[NATUROPATHIE ET GROSSESSE] : L’HYPERÉMÈSE GRAVIDIQUE

Quand être enceinte vire au cauchemar !

Imaginez vomir jusqu’à 20 fois par jour, la nuit également, ne plus arriver à manger, être fatiguée, ne pas comprendre ce qui se passe ni quand ça s’arrêtera, avoir peur pour soi et pour son bébé…..
Et bien c’est ce que vivent les femmes atteintes d’hyperémèse gravidique.
Ce qui devait être une belle aventure devient un calvaire !

L’hyperémèse gravidique est une maladie de grossesse encore mal connue et reconnue.
Si 30 à 50% des femmes enceintes sont sujettes aux nausées (matinales bien souvent durant le premier trimestre de grossesse), cette maladie de grossesse toucherait entre 1 et 5% des grossesses (pas de chiffres exactes car pas d’études réalisées sur ce sujet).

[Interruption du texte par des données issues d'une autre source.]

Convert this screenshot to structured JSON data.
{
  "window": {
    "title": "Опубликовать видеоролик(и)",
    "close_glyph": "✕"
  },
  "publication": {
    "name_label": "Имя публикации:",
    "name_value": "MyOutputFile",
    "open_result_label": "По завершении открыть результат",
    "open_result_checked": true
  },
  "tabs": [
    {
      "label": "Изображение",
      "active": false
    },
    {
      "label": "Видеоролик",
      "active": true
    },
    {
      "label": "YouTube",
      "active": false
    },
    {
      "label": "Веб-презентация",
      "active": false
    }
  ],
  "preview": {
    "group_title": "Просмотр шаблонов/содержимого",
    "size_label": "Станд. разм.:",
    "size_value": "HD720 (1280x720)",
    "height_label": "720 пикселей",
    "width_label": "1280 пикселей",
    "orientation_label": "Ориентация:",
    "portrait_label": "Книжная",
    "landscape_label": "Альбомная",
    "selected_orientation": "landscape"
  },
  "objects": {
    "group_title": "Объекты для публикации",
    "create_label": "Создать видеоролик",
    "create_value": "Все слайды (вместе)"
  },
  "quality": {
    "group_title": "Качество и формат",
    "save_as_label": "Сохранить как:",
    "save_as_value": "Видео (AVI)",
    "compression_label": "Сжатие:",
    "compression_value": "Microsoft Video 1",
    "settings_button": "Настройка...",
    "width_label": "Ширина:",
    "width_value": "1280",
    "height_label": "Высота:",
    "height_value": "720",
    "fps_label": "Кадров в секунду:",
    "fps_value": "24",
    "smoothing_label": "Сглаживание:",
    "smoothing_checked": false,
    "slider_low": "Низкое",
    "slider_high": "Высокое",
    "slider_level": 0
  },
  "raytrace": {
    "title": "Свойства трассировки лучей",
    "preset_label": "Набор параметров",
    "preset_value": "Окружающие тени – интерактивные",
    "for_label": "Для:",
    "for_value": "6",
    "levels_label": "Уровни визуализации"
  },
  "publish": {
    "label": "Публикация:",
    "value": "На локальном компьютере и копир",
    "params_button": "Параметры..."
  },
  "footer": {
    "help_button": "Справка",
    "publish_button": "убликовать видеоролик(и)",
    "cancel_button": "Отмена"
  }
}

Qu’est ce que l’hyperémèse gravidique ?

C’est la forme sévère des nausées et vomissements « classiques » de la grossesse.
Dans cette maladie, les nausées et les vomissements sont amplifiés. On parle de vomissements incoercibles, parfois violents, plusieurs fois dans la journée…..jusqu’à 20 fois pour certaines et également la nuit pour d’autres !
Pas ou peu de répit pour ces femmes qui, en plus de vivre un véritable tsunami au niveau physique, font aussi face à l’incompréhension de leur entourage et bien souvent du corps médical, impuissant devant l’ampleur des symptômes.

les petits maux de la grossesse

Les vomissements débutent en général entre la 4ème et la 8ème semaine d’aménorrhées. Ils disparaissent bien souvent à la fin du premier trimestre mais pour certaines mamans, ils se prolongent jusqu’à l’accouchement. 9 mois à vomir !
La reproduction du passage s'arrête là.